Particularly, is it available in form. And my third question is about privacy related matters. You collect the data and then what mechanism do you use to make the data anonymous so privacy reserving. Those are three questions I would like you to answer. Thank you.

>> ROWENA SCHOO: Thank you for those questions. Really great section. So something around methodology. The format of the data and also privacy. So to give you more context. The way that the methodology works, we, collabs out of the University. In just a number of existing threat feeds, from sources that provide these lists either for fairly low or no cost, there's a list of those in our methodology. Those lists are then ingested and go through, essentially, a filter where collabs do certain things. They remove what we call special domains. Special domains are things like something like Google Docs which would be appropriate to act at the DNS level if there were issues. One of the other things they do is take screen shots so there's evidence. And they also take something that is kind of like a digital fingerprint of a variety of attributes related to the domain name at that point in time. That digital fingerprint that is checked to see if mitigation has happened and that feeds into the determination of whether the domain name is malicious or compromised. We provide those charts. The charts are interactive. We don't provide the under lying domain names to everyone. If people are interested in seeing those, they can approach the providers. We list out who they are. That's something the registrars can do if they are interested in receiving those domain names which they can investigate and consider whether action is appropriate within their control.

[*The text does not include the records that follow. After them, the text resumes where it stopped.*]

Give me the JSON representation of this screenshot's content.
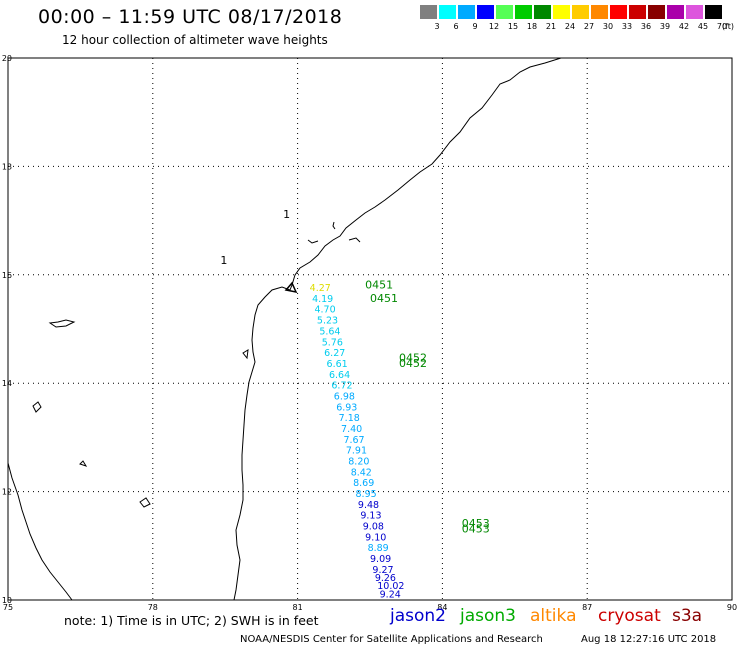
{
  "header": {
    "title": "00:00 – 11:59 UTC 08/17/2018",
    "subtitle": "12 hour collection of altimeter wave heights"
  },
  "legend": {
    "unit": "(ft)",
    "bins": [
      {
        "label": "3",
        "color": "#808080"
      },
      {
        "label": "6",
        "color": "#00ffff"
      },
      {
        "label": "9",
        "color": "#00aaff"
      },
      {
        "label": "12",
        "color": "#0000ff"
      },
      {
        "label": "15",
        "color": "#55ff55"
      },
      {
        "label": "18",
        "color": "#00cc00"
      },
      {
        "label": "21",
        "color": "#008800"
      },
      {
        "label": "24",
        "color": "#ffff00"
      },
      {
        "label": "27",
        "color": "#ffcc00"
      },
      {
        "label": "30",
        "color": "#ff8800"
      },
      {
        "label": "33",
        "color": "#ff0000"
      },
      {
        "label": "36",
        "color": "#cc0000"
      },
      {
        "label": "39",
        "color": "#880000"
      },
      {
        "label": "42",
        "color": "#aa00aa"
      },
      {
        "label": "45",
        "color": "#dd55dd"
      },
      {
        "label": "70",
        "color": "#000000"
      }
    ]
  },
  "map": {
    "lon_range": [
      75,
      90
    ],
    "lat_range": [
      10,
      20
    ],
    "lon_ticks": [
      "75",
      "78",
      "81",
      "84",
      "87",
      "90"
    ],
    "lat_ticks": [
      "10",
      "12",
      "14",
      "16",
      "18",
      "20"
    ],
    "grid": "dotted",
    "track_labels": [
      {
        "text": "0451",
        "lon": 82.4,
        "lat": 15.75,
        "color": "#008800"
      },
      {
        "text": "0451",
        "lon": 82.5,
        "lat": 15.5,
        "color": "#008800"
      },
      {
        "text": "0452",
        "lon": 83.1,
        "lat": 14.4,
        "color": "#008800"
      },
      {
        "text": "0452",
        "lon": 83.1,
        "lat": 14.3,
        "color": "#008800"
      },
      {
        "text": "0453",
        "lon": 84.4,
        "lat": 11.35,
        "color": "#008800"
      },
      {
        "text": "0453",
        "lon": 84.4,
        "lat": 11.25,
        "color": "#008800"
      }
    ],
    "point_label": {
      "text": "1",
      "lon": 79.4,
      "lat": 16.2
    }
  },
  "track": {
    "satellite": "jason2",
    "points": [
      {
        "lon": 81.25,
        "lat": 15.7,
        "value": "4.27",
        "color": "#dddd00"
      },
      {
        "lon": 81.3,
        "lat": 15.5,
        "value": "4.19",
        "color": "#00ccee"
      },
      {
        "lon": 81.35,
        "lat": 15.3,
        "value": "4.70",
        "color": "#00ccee"
      },
      {
        "lon": 81.4,
        "lat": 15.1,
        "value": "5.23",
        "color": "#00ccee"
      },
      {
        "lon": 81.45,
        "lat": 14.9,
        "value": "5.64",
        "color": "#00ccee"
      },
      {
        "lon": 81.5,
        "lat": 14.7,
        "value": "5.76",
        "color": "#00ccee"
      },
      {
        "lon": 81.55,
        "lat": 14.5,
        "value": "6.27",
        "color": "#00ccee"
      },
      {
        "lon": 81.6,
        "lat": 14.3,
        "value": "6.61",
        "color": "#00ccee"
      },
      {
        "lon": 81.65,
        "lat": 14.1,
        "value": "6.64",
        "color": "#00ccee"
      },
      {
        "lon": 81.7,
        "lat": 13.9,
        "value": "6.72",
        "color": "#00ccee"
      },
      {
        "lon": 81.75,
        "lat": 13.7,
        "value": "6.98",
        "color": "#00aaff"
      },
      {
        "lon": 81.8,
        "lat": 13.5,
        "value": "6.93",
        "color": "#00aaff"
      },
      {
        "lon": 81.85,
        "lat": 13.3,
        "value": "7.18",
        "color": "#00aaff"
      },
      {
        "lon": 81.9,
        "lat": 13.1,
        "value": "7.40",
        "color": "#00aaff"
      },
      {
        "lon": 81.95,
        "lat": 12.9,
        "value": "7.67",
        "color": "#00aaff"
      },
      {
        "lon": 82.0,
        "lat": 12.7,
        "value": "7.91",
        "color": "#00aaff"
      },
      {
        "lon": 82.05,
        "lat": 12.5,
        "value": "8.20",
        "color": "#00aaff"
      },
      {
        "lon": 82.1,
        "lat": 12.3,
        "value": "8.42",
        "color": "#00aaff"
      },
      {
        "lon": 82.15,
        "lat": 12.1,
        "value": "8.69",
        "color": "#00aaff"
      },
      {
        "lon": 82.2,
        "lat": 11.9,
        "value": "8.95",
        "color": "#00aaff"
      },
      {
        "lon": 82.25,
        "lat": 11.7,
        "value": "9.48",
        "color": "#0000cc"
      },
      {
        "lon": 82.3,
        "lat": 11.5,
        "value": "9.13",
        "color": "#0000cc"
      },
      {
        "lon": 82.35,
        "lat": 11.3,
        "value": "9.08",
        "color": "#0000cc"
      },
      {
        "lon": 82.4,
        "lat": 11.1,
        "value": "9.10",
        "color": "#0000cc"
      },
      {
        "lon": 82.45,
        "lat": 10.9,
        "value": "8.89",
        "color": "#00aaff"
      },
      {
        "lon": 82.5,
        "lat": 10.7,
        "value": "9.09",
        "color": "#0000cc"
      },
      {
        "lon": 82.55,
        "lat": 10.5,
        "value": "9.27",
        "color": "#0000cc"
      },
      {
        "lon": 82.6,
        "lat": 10.35,
        "value": "9.26",
        "color": "#0000cc"
      },
      {
        "lon": 82.65,
        "lat": 10.2,
        "value": "10.02",
        "color": "#0000cc"
      },
      {
        "lon": 82.7,
        "lat": 10.05,
        "value": "9.24",
        "color": "#0000cc"
      }
    ]
  },
  "footer": {
    "note": "note:  1) Time is in UTC;  2) SWH is in feet",
    "satellites": [
      {
        "name": "jason2",
        "color": "#0000cc"
      },
      {
        "name": "jason3",
        "color": "#00aa00"
      },
      {
        "name": "altika",
        "color": "#ff8800"
      },
      {
        "name": "cryosat",
        "color": "#cc0000"
      },
      {
        "name": "s3a",
        "color": "#880000"
      }
    ],
    "credit": "NOAA/NESDIS Center for Satellite Applications and Research",
    "timestamp": "Aug 18 12:27:16 UTC 2018"
  }
}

In terms of the privacy question. There isn't any personal data collected in this project. So we don't have to anonMIEZ it. We don't collect personal data. I hope that answers all three. If not, let me know.

>> We have nodding in the room. So thank you. That answers great. And, yeah, any questions online?

Thank you, Rowena. Very interesting.

>> ROWENA SCHOO: Thank you. And thank you for bearing with us through a few technical issues.

>> Okay. Thanks. We'll end the session and see you soon.

>> ROWENA SCHOO: Wonderful. Thanks, everyone.